- Megaplatanos Location within Greece
- Coordinates: 40°56′29″N 21°58′22″E﻿ / ﻿40.94139°N 21.97278°E
- Country: Greece
- Geographic region: Macedonia
- Administrative region: Central Macedonia
- Regional unit: Pella
- Municipality: Almopia
- Municipal unit: Aridaia

Population (2021)
- • Community: 452
- Time zone: UTC+2 (EET)
- • Summer (DST): UTC+3 (EEST)

= Megaplatanos =

Village in Macedonia, Greece

Megaplatanos (Μεγαπλάτανος, before 1925: Μπίζοβο – Bizovo Macedonian: Бизово) is a village in Pella regional unit, Macedonia, Greece.

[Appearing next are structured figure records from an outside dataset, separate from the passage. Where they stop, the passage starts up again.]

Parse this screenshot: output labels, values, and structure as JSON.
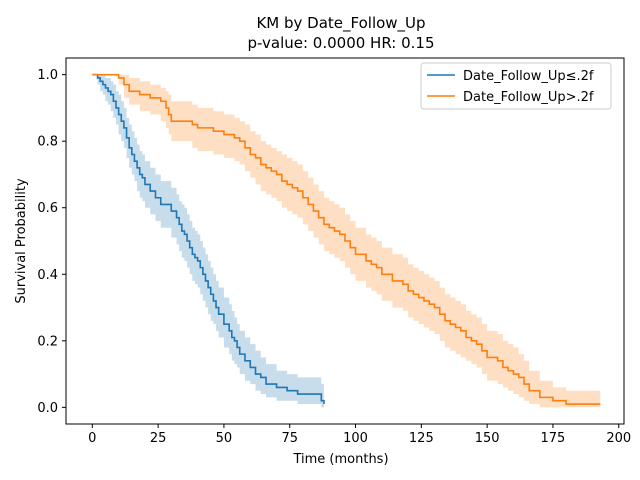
{
  "chart_data": {
    "type": "line",
    "title": "KM by Date_Follow_Up",
    "subtitle": "p-value: 0.0000  HR: 0.15",
    "xlabel": "Time (months)",
    "ylabel": "Survival Probability",
    "xlim": [
      -10,
      202
    ],
    "ylim": [
      -0.05,
      1.05
    ],
    "x_ticks": [
      0,
      25,
      50,
      75,
      100,
      125,
      150,
      175,
      200
    ],
    "y_ticks": [
      0.0,
      0.2,
      0.4,
      0.6,
      0.8,
      1.0
    ],
    "x_tick_labels": [
      "0",
      "25",
      "50",
      "75",
      "100",
      "125",
      "150",
      "175",
      "200"
    ],
    "y_tick_labels": [
      "0.0",
      "0.2",
      "0.4",
      "0.6",
      "0.8",
      "1.0"
    ],
    "grid": false,
    "legend_position": "top-right",
    "series": [
      {
        "name": "Date_Follow_Up≤.2f",
        "color": "#1f77b4",
        "step": true,
        "x": [
          0,
          2,
          3,
          4,
          5,
          6,
          7,
          8,
          9,
          10,
          11,
          12,
          13,
          14,
          15,
          16,
          17,
          18,
          19,
          20,
          22,
          24,
          26,
          28,
          30,
          32,
          33,
          34,
          35,
          36,
          37,
          38,
          39,
          40,
          41,
          42,
          43,
          44,
          45,
          46,
          47,
          48,
          50,
          52,
          53,
          54,
          55,
          56,
          58,
          60,
          62,
          64,
          66,
          70,
          74,
          78,
          82,
          86,
          87,
          88
        ],
        "y": [
          1.0,
          0.99,
          0.98,
          0.97,
          0.96,
          0.95,
          0.94,
          0.92,
          0.9,
          0.88,
          0.86,
          0.84,
          0.81,
          0.78,
          0.76,
          0.74,
          0.72,
          0.7,
          0.69,
          0.67,
          0.65,
          0.63,
          0.61,
          0.61,
          0.59,
          0.57,
          0.55,
          0.53,
          0.52,
          0.5,
          0.48,
          0.46,
          0.45,
          0.44,
          0.42,
          0.4,
          0.38,
          0.36,
          0.34,
          0.32,
          0.3,
          0.28,
          0.25,
          0.23,
          0.21,
          0.2,
          0.18,
          0.16,
          0.14,
          0.12,
          0.1,
          0.09,
          0.07,
          0.06,
          0.05,
          0.04,
          0.04,
          0.04,
          0.02,
          0.01
        ],
        "ci_lower": [
          1.0,
          0.97,
          0.95,
          0.94,
          0.92,
          0.91,
          0.89,
          0.87,
          0.85,
          0.82,
          0.8,
          0.78,
          0.75,
          0.72,
          0.7,
          0.68,
          0.65,
          0.63,
          0.62,
          0.6,
          0.58,
          0.56,
          0.54,
          0.54,
          0.51,
          0.49,
          0.47,
          0.45,
          0.44,
          0.42,
          0.4,
          0.38,
          0.37,
          0.36,
          0.34,
          0.32,
          0.3,
          0.28,
          0.26,
          0.25,
          0.23,
          0.21,
          0.18,
          0.16,
          0.14,
          0.13,
          0.12,
          0.1,
          0.08,
          0.07,
          0.05,
          0.04,
          0.03,
          0.02,
          0.02,
          0.01,
          0.01,
          0.01,
          0.0,
          0.0
        ],
        "ci_upper": [
          1.0,
          1.0,
          1.0,
          1.0,
          0.99,
          0.99,
          0.98,
          0.97,
          0.95,
          0.94,
          0.92,
          0.9,
          0.87,
          0.85,
          0.83,
          0.81,
          0.79,
          0.77,
          0.76,
          0.74,
          0.72,
          0.7,
          0.68,
          0.68,
          0.66,
          0.64,
          0.62,
          0.61,
          0.6,
          0.58,
          0.56,
          0.54,
          0.53,
          0.52,
          0.5,
          0.48,
          0.46,
          0.44,
          0.42,
          0.4,
          0.38,
          0.36,
          0.33,
          0.31,
          0.29,
          0.27,
          0.25,
          0.23,
          0.21,
          0.19,
          0.17,
          0.15,
          0.13,
          0.11,
          0.1,
          0.09,
          0.09,
          0.09,
          0.07,
          0.05
        ]
      },
      {
        "name": "Date_Follow_Up>.2f",
        "color": "#ff7f0e",
        "step": true,
        "x": [
          0,
          10,
          12,
          14,
          18,
          22,
          24,
          26,
          28,
          29,
          30,
          36,
          38,
          40,
          46,
          50,
          54,
          56,
          58,
          60,
          62,
          64,
          66,
          68,
          70,
          72,
          74,
          76,
          78,
          80,
          82,
          84,
          86,
          88,
          90,
          92,
          94,
          96,
          98,
          100,
          104,
          106,
          108,
          110,
          114,
          118,
          120,
          122,
          124,
          126,
          128,
          130,
          132,
          134,
          136,
          138,
          140,
          142,
          144,
          146,
          148,
          150,
          152,
          154,
          156,
          158,
          160,
          162,
          164,
          166,
          170,
          175,
          180,
          185,
          190,
          193
        ],
        "y": [
          1.0,
          0.99,
          0.97,
          0.95,
          0.94,
          0.93,
          0.93,
          0.92,
          0.9,
          0.88,
          0.86,
          0.86,
          0.85,
          0.84,
          0.83,
          0.82,
          0.81,
          0.8,
          0.78,
          0.76,
          0.75,
          0.73,
          0.72,
          0.71,
          0.7,
          0.68,
          0.67,
          0.66,
          0.65,
          0.63,
          0.61,
          0.59,
          0.57,
          0.55,
          0.54,
          0.53,
          0.52,
          0.5,
          0.48,
          0.46,
          0.44,
          0.43,
          0.42,
          0.4,
          0.38,
          0.37,
          0.35,
          0.34,
          0.33,
          0.32,
          0.31,
          0.3,
          0.28,
          0.26,
          0.25,
          0.24,
          0.23,
          0.21,
          0.2,
          0.19,
          0.17,
          0.15,
          0.15,
          0.14,
          0.12,
          0.11,
          0.1,
          0.09,
          0.07,
          0.05,
          0.03,
          0.02,
          0.01,
          0.01,
          0.01,
          0.01
        ],
        "ci_lower": [
          1.0,
          0.97,
          0.93,
          0.91,
          0.89,
          0.88,
          0.88,
          0.86,
          0.84,
          0.82,
          0.8,
          0.8,
          0.78,
          0.77,
          0.76,
          0.75,
          0.74,
          0.73,
          0.71,
          0.69,
          0.67,
          0.65,
          0.64,
          0.63,
          0.62,
          0.6,
          0.59,
          0.58,
          0.57,
          0.55,
          0.53,
          0.51,
          0.49,
          0.47,
          0.46,
          0.45,
          0.44,
          0.42,
          0.4,
          0.38,
          0.36,
          0.35,
          0.34,
          0.32,
          0.3,
          0.29,
          0.27,
          0.26,
          0.25,
          0.24,
          0.23,
          0.22,
          0.2,
          0.18,
          0.17,
          0.16,
          0.15,
          0.14,
          0.13,
          0.12,
          0.1,
          0.08,
          0.08,
          0.07,
          0.06,
          0.05,
          0.04,
          0.03,
          0.02,
          0.01,
          0.0,
          0.0,
          0.0,
          0.0,
          0.0,
          0.0
        ],
        "ci_upper": [
          1.0,
          1.0,
          1.0,
          0.99,
          0.98,
          0.97,
          0.97,
          0.96,
          0.95,
          0.94,
          0.92,
          0.92,
          0.91,
          0.9,
          0.89,
          0.88,
          0.87,
          0.86,
          0.85,
          0.83,
          0.82,
          0.8,
          0.79,
          0.78,
          0.77,
          0.76,
          0.75,
          0.74,
          0.73,
          0.71,
          0.69,
          0.67,
          0.65,
          0.63,
          0.62,
          0.61,
          0.6,
          0.58,
          0.56,
          0.54,
          0.52,
          0.51,
          0.5,
          0.48,
          0.46,
          0.45,
          0.43,
          0.42,
          0.41,
          0.4,
          0.39,
          0.38,
          0.36,
          0.34,
          0.33,
          0.32,
          0.31,
          0.29,
          0.28,
          0.27,
          0.25,
          0.23,
          0.23,
          0.22,
          0.2,
          0.19,
          0.18,
          0.16,
          0.14,
          0.11,
          0.08,
          0.06,
          0.05,
          0.05,
          0.05,
          0.05
        ]
      }
    ]
  }
}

Megaplatanos had 382 inhabitants in 1981. In fieldwork done by anthropologist Riki Van Boeschoten in late 1993, Megaplatanos was populated by a Greek population descended from Anatolian Greek refugees who arrived during the Greek–Turkish population exchange, and Slavophones. The Macedonian language was spoken in the village by people over 30 in public and private settings. Children understood the language, but mostly did not use it. Pontic Greek was spoken in the village by people over 30 in public and private settings. Children understood the language, but mostly did not use it. Turkish was possibly spoken by people over 60, mainly in private.